The third is the possibility that the training data biases the model in ways that are relevant to security decisions. A model trained predominantly on one ecosystem's documentation will produce more confident and more accurate answers about that ecosystem, and less reliable answers about others. A security team that uses the model to assess risks across a heterogeneous estate cannot see this bias from the outside, and will tend to over-trust the model's confidence.
The hallucinated dependency problem
A concrete example of how training data opacity becomes a security problem is the hallucinated dependency. When a frontier model is asked to write code, it sometimes names libraries that do not exist. The name is often plausible, because it is constructed by interpolation from names that do exist in the training data. An attacker who notices this pattern can register the hallucinated name in the relevant package registry, ship malicious code under it, and wait for developers who trust the model to install it.

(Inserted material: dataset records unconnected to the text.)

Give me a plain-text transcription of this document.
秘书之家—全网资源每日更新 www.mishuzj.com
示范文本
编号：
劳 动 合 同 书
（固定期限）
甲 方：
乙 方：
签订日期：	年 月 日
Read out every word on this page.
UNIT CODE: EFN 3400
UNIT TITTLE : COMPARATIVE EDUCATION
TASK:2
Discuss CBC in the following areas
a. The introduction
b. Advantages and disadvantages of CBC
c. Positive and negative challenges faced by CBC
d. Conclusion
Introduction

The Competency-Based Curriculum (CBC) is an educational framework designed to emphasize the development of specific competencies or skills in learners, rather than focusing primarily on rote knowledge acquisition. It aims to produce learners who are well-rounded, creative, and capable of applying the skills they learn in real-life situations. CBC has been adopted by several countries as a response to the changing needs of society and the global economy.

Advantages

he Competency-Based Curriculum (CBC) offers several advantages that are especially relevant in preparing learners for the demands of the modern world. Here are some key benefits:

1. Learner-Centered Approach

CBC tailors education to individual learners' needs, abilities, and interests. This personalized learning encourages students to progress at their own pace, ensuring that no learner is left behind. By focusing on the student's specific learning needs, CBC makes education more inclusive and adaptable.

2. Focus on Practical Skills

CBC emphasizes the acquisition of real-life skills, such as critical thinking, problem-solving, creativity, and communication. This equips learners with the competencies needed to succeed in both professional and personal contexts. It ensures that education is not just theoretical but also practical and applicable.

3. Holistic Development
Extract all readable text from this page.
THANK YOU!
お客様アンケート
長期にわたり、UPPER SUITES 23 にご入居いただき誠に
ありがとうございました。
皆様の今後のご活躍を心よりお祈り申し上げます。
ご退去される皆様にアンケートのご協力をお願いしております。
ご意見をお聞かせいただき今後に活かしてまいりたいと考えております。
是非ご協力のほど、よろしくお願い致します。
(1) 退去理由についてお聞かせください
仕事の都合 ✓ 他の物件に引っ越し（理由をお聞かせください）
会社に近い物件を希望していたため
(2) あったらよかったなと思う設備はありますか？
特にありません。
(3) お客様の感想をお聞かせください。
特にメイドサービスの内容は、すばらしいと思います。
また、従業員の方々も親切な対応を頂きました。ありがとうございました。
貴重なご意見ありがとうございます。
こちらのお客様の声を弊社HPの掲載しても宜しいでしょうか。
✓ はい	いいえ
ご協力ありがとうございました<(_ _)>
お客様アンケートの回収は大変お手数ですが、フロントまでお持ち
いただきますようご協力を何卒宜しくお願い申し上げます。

The defender's position here is structurally weak. They cannot predict which names the model will hallucinate without running the model on the exact same prompt the developer will. They cannot clean up the training data, because they do not have access to it. They cannot ask the provider to guarantee that the model will not suggest a given package, because the provider does not have a per-package mechanism to enforce this. The opacity of the training data becomes an attack surface in practice.
The trust budget framing
Given all this, a useful framing for security teams is to think about a "trust budget" for frontier model outputs. The budget is the amount of consequential action you are willing to take on the basis of what the model says, and it should be calibrated to what you can independently verify.
A model that produces a summary you will read and evaluate consumes a small amount of trust, because a human will re-check the output. A model that produces a command that will be executed consumes more, because the verification window is narrower. A model that produces a decision that will be enforced without review consumes the most, because there is no independent check.
Training data opacity argues for spending the trust budget conservatively. When you cannot trace a model's claim to a verifiable source, the appropriate response is to treat the claim as a hypothesis rather than a fact. The hypothesis can be tested against other sources, against a deterministic checker, or against a human expert. The test is the thing that converts statistical output into dependable action.
What transparency would actually require
It is worth being specific about what would have to change for training data opacity to stop being a structural limit. A usable transparency standard would require, at minimum, a cryptographic hash of the training snapshot, a published filtering pipeline with auditable code, a mechanism for third parties to check whether a given document was included, and contractual commitments about what the data did and did not contain. Some of these are technically possible today. None of them are commercially standard.
Until they are, the security implication is simple. Frontier models should be treated as powerful but opaque components, and the controls around them should assume that their outputs carry the risk of their training data, even when the specific contents of that data are not visible. This is not an argument against using them. It is an argument for using them with the same care that any opaque component deserves.